Qu'une plume mercenaire
Vante l'auteur de nos maux,
Qu'un illustre téméraire
Soit mis au rang des Héros ;
Trop vile et servile plume
Vous n’élevez qu'un fétu :
Notre encens ici ne fume
Qu'à l'autel de la vertu.
D'un faux brillant le prestige
Ne fascine point nos yeux ;
L'Equité seule dirige
Nos suffrages précieux.

 

Alexandre eut la victoire
Comme attachée à son char ;
Jusqu'au comble de la gloire,
On vit s’élever César.
Mais ces héros sanguinaires,
Au Temple de la raison,
Sont des hommes ordinaires,
Près de Locke et de Newton.
Ce Temple est notre retraite;
Le Sage y doit commander :
Notre attente est satisfaite,
D'H..... va présider.

 

Oui, très-illustre Grand-Maitre,
Vos talents nous sont connus :
Vous serez notre Grand-Prêtre
Dans le Temple des vertus.
Puisse, au gré de votre envie,
Le Maçon vous imiter !
Vous tracez un plan de vie,
Qui le fera respecter.
Père, Ami, Sujet fidèle,
Juste, tendre, officieux,
Tel il sera, sous votre aile,
Que vous êtes à ses yeux.

 

Dans le banquet des sept Sages,
On y disait de bons mots ;
Imitons leurs bons usages,
Qu’en vain combattent les sots.
Vous nous retracez ces Maîtres,
Et sous vos lois, le Maçon
Ne connaîtra point de traitres,
Que n'attaque sa raison.
Par votre Philosophie
Nous devrons vivre contents ;
Et notre douce harmonie
Nous fera braver les temps.

 

Que le compas et l'équerre
Soient toujours entre vos mains,
Que la perpendiculaire 
Égalise les humains.
Que la discorde et la haine
S'éloignent de ce séjour :
Un de vos regards, sans peine,
Y fixe à jamais l'amour.
Guidé par la tempérance
Bacchus marche sur vos pas ;
Sans redouter l'abondance,
Il n'offre que des appas.

 

Qui dit Franc-Maçon, dit Homme,
Ami de l’humanité,
Qui du Japon jusqu'à Rome
Fait régner l’égalité.
Nous en aurons l'avantage,
Sous votre empire enchanteur ;
Puissions-nous voir, d'âge en âge,
Croître pour nous ce bonheur !
Nous en jouirons sans doute,
Conformément à nos vœux,
Si le Ciel, qui les écoute,
Vous donne des jours heureux.

D'après le contexte, le nouveau Grand Maître (des Pays-Bas) désigné par les initiales D'H est normalement le baron Van Aerssen Beijeren, élu en 1756. 
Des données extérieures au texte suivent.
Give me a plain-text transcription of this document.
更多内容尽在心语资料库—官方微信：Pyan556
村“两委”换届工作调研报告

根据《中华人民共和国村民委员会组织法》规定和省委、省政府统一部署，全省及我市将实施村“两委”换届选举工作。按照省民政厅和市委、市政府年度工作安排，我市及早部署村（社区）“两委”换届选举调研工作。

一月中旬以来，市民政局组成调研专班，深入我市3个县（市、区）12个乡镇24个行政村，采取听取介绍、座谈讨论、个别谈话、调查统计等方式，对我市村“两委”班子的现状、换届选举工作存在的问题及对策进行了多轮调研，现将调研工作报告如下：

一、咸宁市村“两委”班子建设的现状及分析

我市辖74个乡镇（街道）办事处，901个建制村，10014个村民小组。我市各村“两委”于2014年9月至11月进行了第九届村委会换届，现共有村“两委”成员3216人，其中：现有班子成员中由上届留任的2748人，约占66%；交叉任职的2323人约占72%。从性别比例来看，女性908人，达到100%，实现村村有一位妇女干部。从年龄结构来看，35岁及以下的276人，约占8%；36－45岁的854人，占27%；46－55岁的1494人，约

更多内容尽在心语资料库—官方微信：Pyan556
Dans son ouvrage The masonic muse. Songs, music and musicians associated with Dutch freemasonry: 1730-1806, MALCOLM DAVIES signale que celui-ci était seigneur d'Hoogerheijde, ce qui nous semble expliquer cette abréviation.
 

Cette interprétation nous semble en tout cas nettement moins fantaisiste que celle proposée par Margaret Jacob, qui dans Les Lumières radicales, Panthéistes, Républicains et Francs-maçons (Ubik Editions) imagine (p. 373), en sortant la phrase de son contexte, qu'il puisse s'agir du ... baron d'Holbach (tout en reconnaissant à la même page qu'il n'existe pas de preuve liant d'Holbach au mouvement maçonnique).

Aux pages 118 à 122 de cet ouvrage, Davies effectue, couplet par couplet, une analyse approfondie de ce texte et de sa portée sur le plan de la pensée maçonnique de l'époque.

Cette élection de Aerssen Beijeren en 1756 faisait suite à l'éviction de son prédécesseur, le Grand Maître par intérim Dagran. Cette éviction traduisait une volonté de réforme : dans Le Grand Orient des Pays-Bas, aperçu historique (Maçonnieke Stichting Ritus en Tempelbouw, La Haye, 2006), M. J. M. de Haan signale que la Grande Loge a, dans l'une de ses premières résolutions ... pris explicitement ses distances avec les années précédant 1756, envisageant même d'invalider tout ce qui s'était passé antérieurement.

Le Grand Orient des Pays-Bas considère d'ailleurs 1756 comme la date de sa fondation (ci-dessous, faïence de Delft pour son 175e anniversaire en 1931, deux faces d'une médaille pour le 225e en 1981 et FDC avec l'effigie du premier Grand-Maître National ; voir ici concernant la célébration de ce bicentenaire). Tout ce qui précède a été soigneusement gommé.

                                                    

Cela peut expliquer que, contrairement aux usages les plus généralisés (voir par exemple les couplets pour l'élection suivante), aucun des couplets ne soit ici consacré au traditionnel hommage au Grand Maître sortant.

La référence (aussi prestigieuse que valorisante) aux sept Sages de la Grèce se retrouvera ultérieurement dans le chansonnier maçonnique, par exemple ici et ici.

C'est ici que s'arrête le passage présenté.